50 Next celebrates the achievements of individuals aged 35 and under, but also considers those over 35 who have recently started a new career. More than 400 candidates were considered from this year's applications and nominations by 50 Next’s academic partner, the Basque Culinary Center, before the list was announced at the first-ever live event held at the Palacio Euskalduna in Bilbao, Basque Country.
The 2022 class includes a wide range of inspiring innovators, aged 22 to 37, from 30 different territories across six continents. 13 entries come from Asia, with a total of 16 honourees spanning Singapore, Malaysia, Taipei, Thailand, Indonesia, India, mainland China, and Hong Kong. The list also highlights the countries of origin as some individuals have left their home countries to reside elsewhere. Ahead, we take a look at the young people from Asia driving change in gastronomy.
Jessica Fong, Hong Kong
Fong, who is also a Tastemaker in Tatler’s series of Asia’s Most Influential 2021, established Common Farms—a vertical farm in Aberdeen that uses technology to create optimal climate conditions indoors without generating unnecessary waste, food miles or the need for pesticides. It produces ten times more crops per square foot than a traditional farm. The farm grows a variety of fresh produce including low-carbon footprint microgreens, edible flowers, and speciality herbs all year round and supplies these to restaurants across Hong Kong.

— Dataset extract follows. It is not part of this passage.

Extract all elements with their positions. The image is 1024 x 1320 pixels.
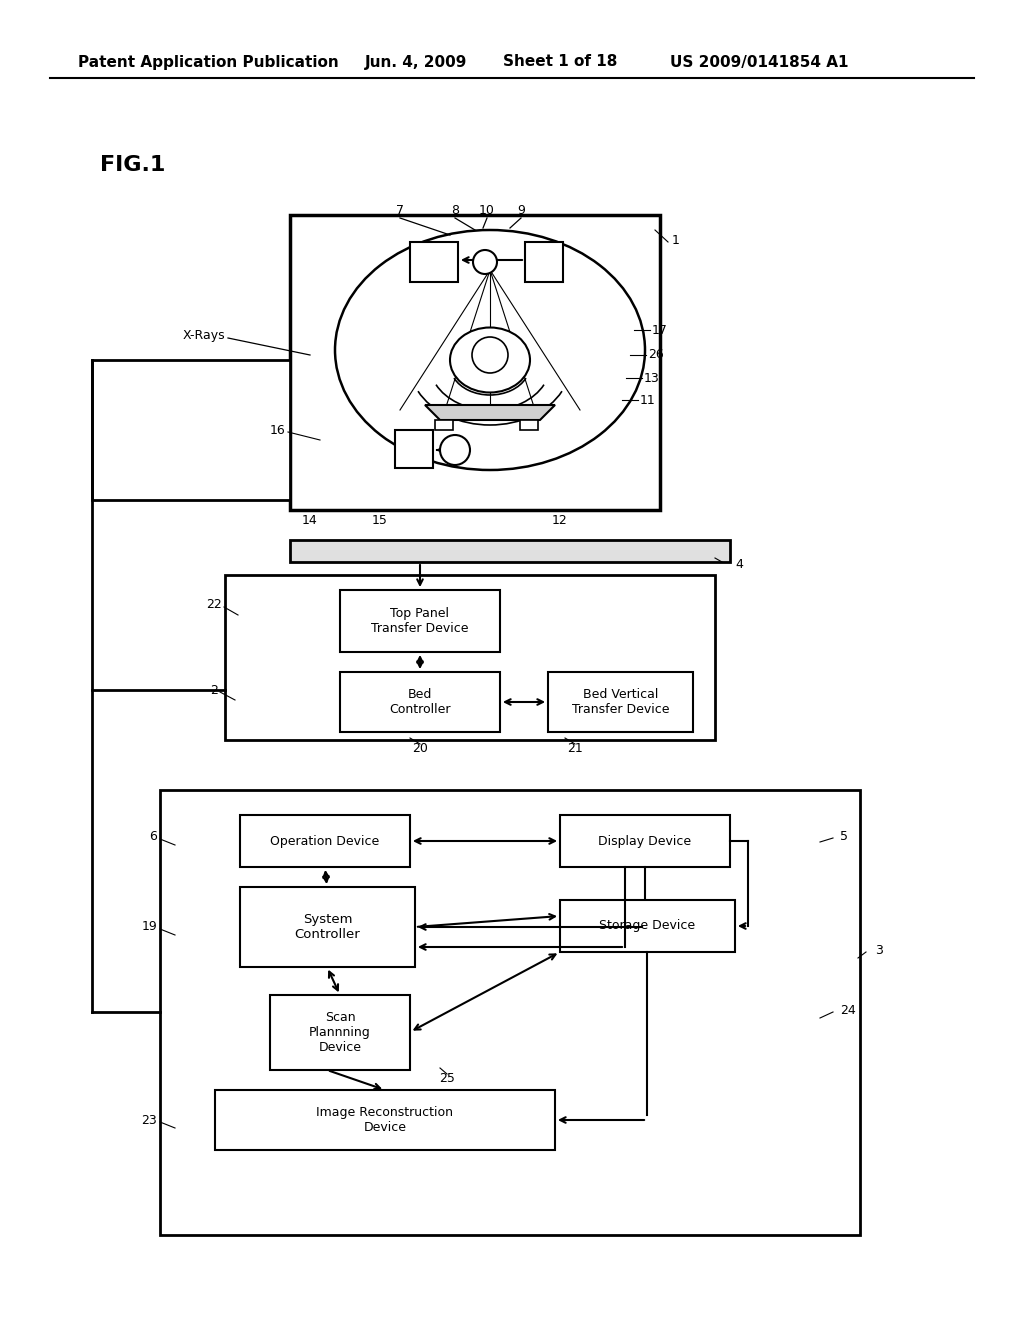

Dharath Hoonchamlong, Bangkok, Thailand
The zero-waste educator fought food waste by using surplus ingredients and by-products for cocktails at the Wasteland bar (which was located inside Thai restaurant Bo.Lan). However, the pandemic forced the business to pivot and Wasteland began making craft soda using cacao husks and whole citrus fruits instead. As a public speaker and consultant, Hoonchamlong also works to spread the sustainability message to students, researchers, farmers and chefs.
Yu Hsuan Cheng, Taipei
Cheng is a chocolatier committed to sharing Taiwanese culture with the world while showcasing the potential of its flavours and ingredients including longan fruits, calamansi, jasmine flowers and maqaw pepper. His business, Yu Chocolatier, has not only seen success in Taipei but it has also won accolades across the globe and is the first Taiwanese chocolate brand to be invited to the Salon du Chocolat in Paris.